Adrienne Decker is a faculty member in the newly formed Department of Engineering Education at the University at Buffalo. She has been studying computing education and teaching for over 15 years, and is interested in broadening participation, evaluating the effectiveness of pre-college computing activities, and issues of assessment, particularly in the introductory programming courses. She has been actively involved with the Advanced Placement Computer Science A course since 2011, first serving as a reader, and as part of the development committee for the exam since 2015, serving as higher ed co-chair since 2018. She has received more than $1M in NSF funding for her work in computing education. Active in the computing education community, she is currently the ACM Special Interest Group on Computer Science Education board treasurer (2016-2019) and has served as program co-chair in 2014 and symposium co-chair in 2015 to the SIGCSE Technical Symposium on Computer Science Education.
Briana Morrison is an Assistant Professor at the University of Nebraska Omaha. Prior to joining the college of IS&T, Briana worked for IBM for 8 years as a software developer and then transitioned to academia. She was an Assistant Professor at Southern Polytechnic State University (now Kennesaw State University) for 20 years in the Computer Science department. She was the Undergraduate Coordinator for the Computer Science and Software Engineering programs, helped to found the Computer Game Design and Development degree program, and served as the lead for 2 successful ABET accreditation visits.
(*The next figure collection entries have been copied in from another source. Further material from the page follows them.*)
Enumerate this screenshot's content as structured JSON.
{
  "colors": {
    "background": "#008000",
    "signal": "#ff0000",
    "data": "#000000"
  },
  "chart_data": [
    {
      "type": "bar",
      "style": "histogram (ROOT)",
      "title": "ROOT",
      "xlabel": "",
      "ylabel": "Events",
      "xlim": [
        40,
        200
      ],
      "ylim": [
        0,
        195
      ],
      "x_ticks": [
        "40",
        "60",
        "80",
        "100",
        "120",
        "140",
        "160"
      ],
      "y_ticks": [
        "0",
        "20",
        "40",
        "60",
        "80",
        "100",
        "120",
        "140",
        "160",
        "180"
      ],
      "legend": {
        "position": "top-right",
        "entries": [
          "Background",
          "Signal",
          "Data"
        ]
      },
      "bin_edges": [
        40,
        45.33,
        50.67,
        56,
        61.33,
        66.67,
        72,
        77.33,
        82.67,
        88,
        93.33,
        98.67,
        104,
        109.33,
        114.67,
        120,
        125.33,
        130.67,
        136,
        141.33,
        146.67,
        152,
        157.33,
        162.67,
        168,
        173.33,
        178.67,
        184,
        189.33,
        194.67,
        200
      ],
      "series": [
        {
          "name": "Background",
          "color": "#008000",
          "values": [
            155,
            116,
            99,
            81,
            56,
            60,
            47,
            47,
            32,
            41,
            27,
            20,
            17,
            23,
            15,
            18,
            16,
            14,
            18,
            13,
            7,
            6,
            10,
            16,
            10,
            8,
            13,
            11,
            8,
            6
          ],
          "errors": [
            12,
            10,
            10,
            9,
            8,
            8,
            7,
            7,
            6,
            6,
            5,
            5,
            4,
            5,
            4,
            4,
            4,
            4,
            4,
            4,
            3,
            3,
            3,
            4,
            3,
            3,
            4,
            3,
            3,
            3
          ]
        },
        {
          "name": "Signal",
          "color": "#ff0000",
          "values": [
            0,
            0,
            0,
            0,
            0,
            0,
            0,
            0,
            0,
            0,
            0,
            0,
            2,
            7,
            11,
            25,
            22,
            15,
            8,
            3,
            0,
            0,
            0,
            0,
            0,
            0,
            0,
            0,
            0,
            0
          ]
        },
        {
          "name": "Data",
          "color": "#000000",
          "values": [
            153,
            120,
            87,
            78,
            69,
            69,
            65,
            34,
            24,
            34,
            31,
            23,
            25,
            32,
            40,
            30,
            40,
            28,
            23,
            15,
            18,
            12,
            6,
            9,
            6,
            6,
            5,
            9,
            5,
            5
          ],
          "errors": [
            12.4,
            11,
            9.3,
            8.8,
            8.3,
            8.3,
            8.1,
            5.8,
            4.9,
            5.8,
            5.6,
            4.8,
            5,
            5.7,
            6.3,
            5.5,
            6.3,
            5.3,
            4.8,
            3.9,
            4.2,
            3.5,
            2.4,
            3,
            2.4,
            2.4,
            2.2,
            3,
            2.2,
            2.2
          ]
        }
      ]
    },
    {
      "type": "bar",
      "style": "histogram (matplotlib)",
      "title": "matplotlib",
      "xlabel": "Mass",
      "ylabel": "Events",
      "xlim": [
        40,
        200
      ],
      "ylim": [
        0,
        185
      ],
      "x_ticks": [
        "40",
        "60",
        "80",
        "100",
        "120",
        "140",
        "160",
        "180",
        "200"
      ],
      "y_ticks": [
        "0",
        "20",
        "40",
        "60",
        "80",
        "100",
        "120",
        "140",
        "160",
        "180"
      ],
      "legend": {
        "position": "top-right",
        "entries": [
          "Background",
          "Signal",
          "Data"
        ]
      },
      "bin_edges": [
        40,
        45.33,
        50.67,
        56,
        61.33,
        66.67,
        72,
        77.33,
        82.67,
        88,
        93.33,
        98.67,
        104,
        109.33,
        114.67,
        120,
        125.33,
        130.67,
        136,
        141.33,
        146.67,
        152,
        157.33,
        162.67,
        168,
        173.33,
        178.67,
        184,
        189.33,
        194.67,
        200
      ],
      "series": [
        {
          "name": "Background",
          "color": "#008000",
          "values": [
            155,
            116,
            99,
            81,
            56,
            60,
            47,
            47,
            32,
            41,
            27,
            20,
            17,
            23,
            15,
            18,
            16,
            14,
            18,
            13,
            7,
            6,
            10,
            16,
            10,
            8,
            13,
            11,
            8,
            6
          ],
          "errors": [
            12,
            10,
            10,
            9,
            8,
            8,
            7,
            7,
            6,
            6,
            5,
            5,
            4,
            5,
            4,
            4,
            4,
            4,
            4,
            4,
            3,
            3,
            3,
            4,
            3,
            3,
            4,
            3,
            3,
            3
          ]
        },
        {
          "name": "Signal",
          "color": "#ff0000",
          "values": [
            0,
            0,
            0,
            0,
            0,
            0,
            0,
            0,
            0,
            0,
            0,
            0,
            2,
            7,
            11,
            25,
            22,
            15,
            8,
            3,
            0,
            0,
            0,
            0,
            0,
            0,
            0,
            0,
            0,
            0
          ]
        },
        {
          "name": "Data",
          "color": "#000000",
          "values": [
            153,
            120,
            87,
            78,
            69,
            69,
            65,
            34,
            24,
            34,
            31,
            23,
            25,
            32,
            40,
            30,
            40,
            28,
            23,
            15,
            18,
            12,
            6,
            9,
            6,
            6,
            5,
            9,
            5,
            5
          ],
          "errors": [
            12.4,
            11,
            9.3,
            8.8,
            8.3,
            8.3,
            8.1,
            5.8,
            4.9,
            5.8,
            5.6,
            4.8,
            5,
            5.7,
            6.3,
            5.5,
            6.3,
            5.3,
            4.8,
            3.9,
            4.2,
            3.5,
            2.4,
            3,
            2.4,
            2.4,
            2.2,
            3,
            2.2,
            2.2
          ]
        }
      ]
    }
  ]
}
She has a PhD in Human-Centered Computing from the Georgia Institute of Technology, a master's in Computer Science, and a bachelor's degree in Computer Engineering. Her research area is Computer Science Education where she explores cognitive load theory within programming, broadening participation in computing and expanding and preparing computing high school teachers.
Lauren Margulieux is an Assistant Professor of Learning Sciences at Georgia State University. She received her Ph.D. from Georgia Tech in Engineering Psychology, the study of how humans interact with technology. Her research interests are in educational technology and online learning, particularly for computing education. She focuses on designing instructions in a way that supports online students who do not necessarily have immediate access to a teacher or instructor to ask questions or overcome problem solving impasses.